I ran into this weird behavior when trying to "manually" optimize a network's parameters via SGD. When attempting to update the model's parameters using the following way, it works just fine:
for _ in trange(epochs):
for x, y in train_loader:
x, y = x.to(device, non_blocking=True), y.to(device, non_blocking=True)
loss = F.cross_entropy(m(x), y)
grad = torch.autograd.grad(loss, m.parameters())
with torch.no_grad():
for p, g in zip(m.parameters(), grad):
p -= 0.1 * g
However, doing the following throws off the model completely:
for _ in trange(epochs):
for x, y in train_loader:
x, y = x.to(device, non_blocking=True), y.to(device, non_blocking=True)
loss = F.cross_entropy(m(x), y)
loss.backward()
with torch.no_grad():
for p in m.parameters():
p -= 0.1 * p.grad
But to me, both methods should be equivalent. And upon further inspection, when comparing the values of g from grad with the values of p.grad from m.paramters(), it turned out that the gradient values are not the same! I also tried removing with torch.no_grad(): and doing the following, but it didn't work either:
for p in m.parameters():
p.data -= 0.1 * p.grad
Can somebody please explain why is this happening? Shouldn't the gradients in both methods have the same values (keeping in mind that both models m are identical)?
REPRODUCIBLE EXAMPLE:
Ensure reproducibility:
device = torch.device('cuda')
torch.manual_seed(0)
torch.cuda.manual_seed_all(0)
np.random.seed(0)
torch.backends.cudnn.benchmark = False
torch.backends.cudnn.deterministic = True
torch.cuda.empty_cache()
Load the data:
T = transforms.ToTensor()
train_data = datasets.MNIST(root='data', transform=T, download=True)
test_data = datasets.MNIST(root='data', transform=T, train=False, download=True)
BS = 300
epochs = 5
LR = 0.1
train_loader = DataLoader(train_data, batch_size=BS, pin_memory=True)

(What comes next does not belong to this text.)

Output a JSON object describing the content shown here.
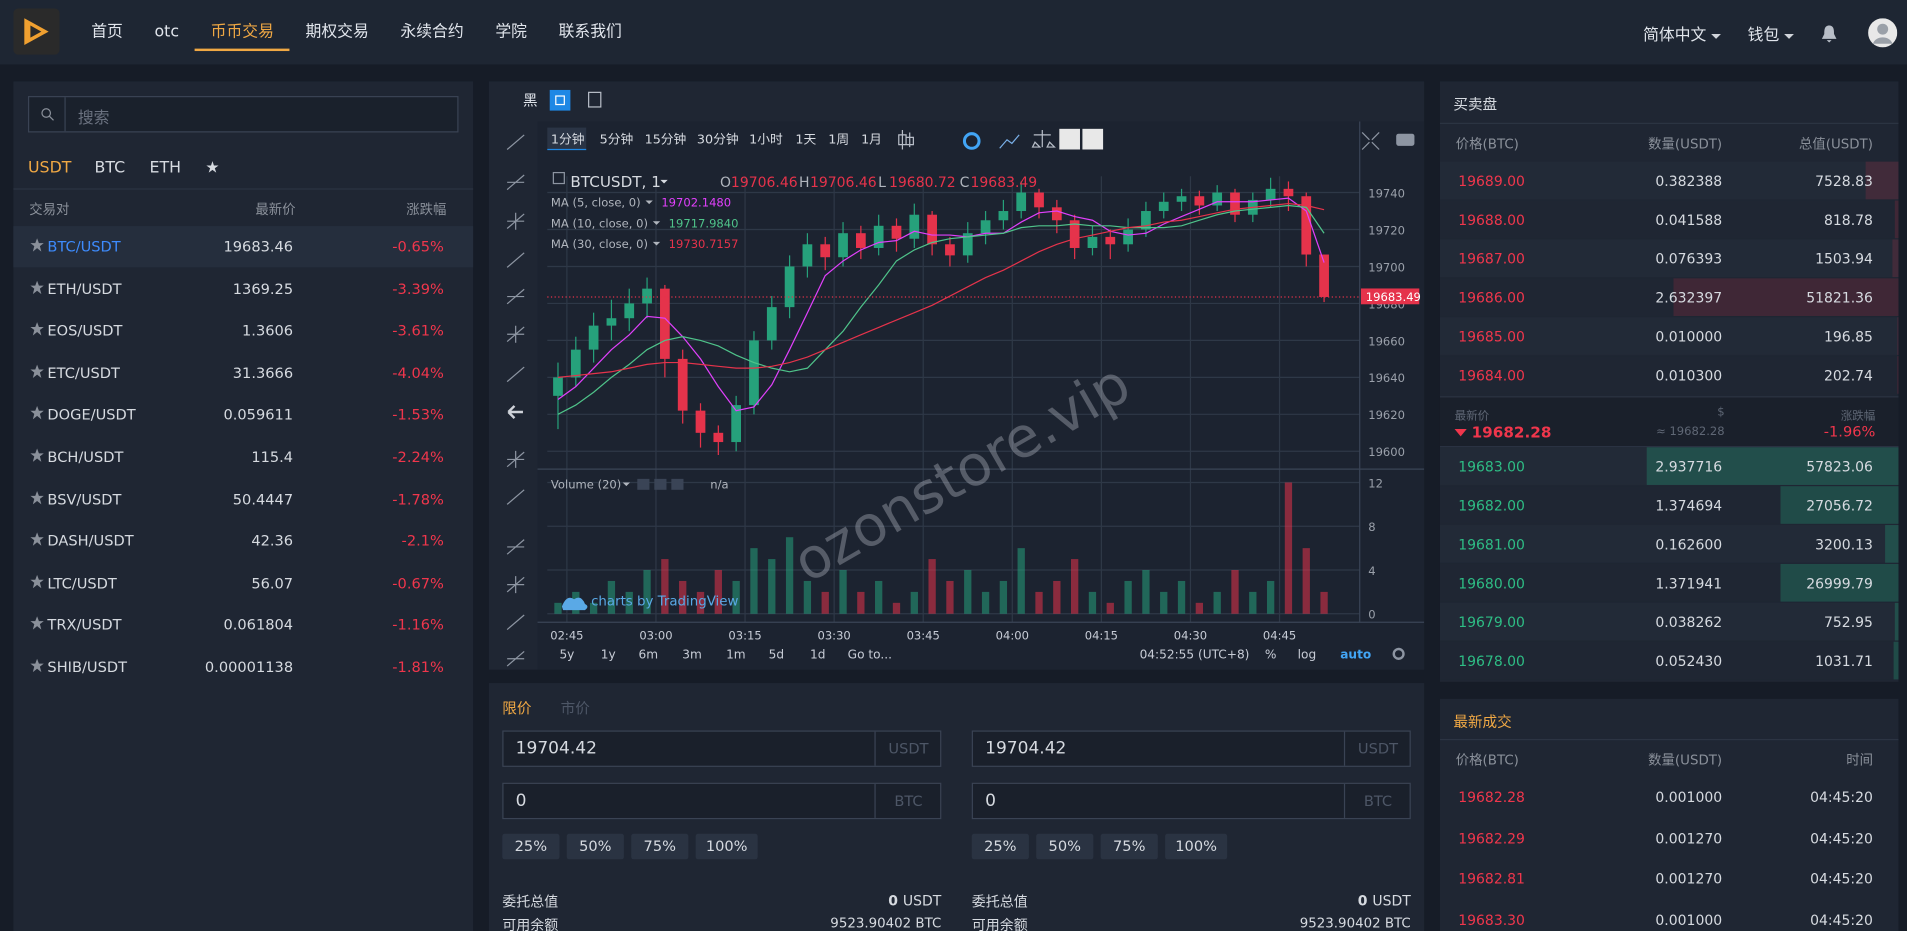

test_loader = DataLoader(test_data, batch_size=1000, pin_memory=True)
Define the model to be optimized:
class Model(nn.Module):
def __init__(self, out_dims):
super().__init__()
self.conv1 = nn.Conv2d(1, out_dims, 3, stride=3, padding=1)
self.conv2 = nn.Sequential(nn.Conv2d(out_dims, out_dims * 2, 3), nn.BatchNorm2d(out_dims * 2), nn.ReLU())
self.conv3 = nn.Sequential(nn.Conv2d(out_dims * 2, out_dims * 4, 4, stride=2, padding=1), nn.BatchNorm2d(out_dims * 4), nn.ReLU(), nn.Flatten())
self.fc = nn.Linear(out_dims * 4 * 16, 10)
def forward(self, x):
return nn.Sequential(*tuple(self.children()))(x)
m1 = Model(5).to(device)
m2 = deepcopy(m1) # "m2.load_state_dict(m1.state_dict())" doesn't work either
Training and evaluation:
# M1's training:
for _ in trange(epochs):
for x, y in train_loader:
x, y = x.to(device, non_blocking=True), y.to(device, non_blocking=True)
loss = F.cross_entropy(m1(x), y)
grad = torch.autograd.grad(loss, m1.parameters())
with torch.no_grad():
for p, g in zip(m1.parameters(), grad):
p -= LR * g
# M1's evaluation:
m1.eval()
acc1 = []
with torch.no_grad():
for x, y in test_loader:
x, y = x.to(device, non_blocking=True), y.to(device, non_blocking=True)
_, pred = m1(x).max(1)
acc1.append(metric(pred, y).item())
print(f'Accuracy: {np.mean(acc1) * 100:.4}%')
# M2's training:
for _ in trange(epochs):
for x, y in train_loader:
x, y = x.to(device, non_blocking=True), y.to(device, non_blocking=True)
loss = F.cross_entropy(m2(x), y)
loss.backward()
with torch.no_grad():
for p in m2.parameters():
p -= LR * p.grad
# M2's evaluation:
m2.eval()
acc2 = []
with torch.no_grad():
for x, y in test_loader:
x, y = x.to(device, non_blocking=True), y.to(device, non_blocking=True)
_, pred = m2(x).max(1)
acc2.append(metric(pred, y).item())
print(f'Accuracy: {np.mean(acc2) * 100:.4}%')
It took me a while to figure out, but the problem was in loss.backward(). Unlike autograd.grad() which computes and returns the gradients, the inplace backward() computes and accumulates the gradients of participating nodes in the computation graph. In other words, the two will have the same effect when used to back-prop once, but every repetition of backward() will add the currently computed gradients to all previous ones (hence the divergence). Resetting the gradients using model.zero_grad() fixes stuff.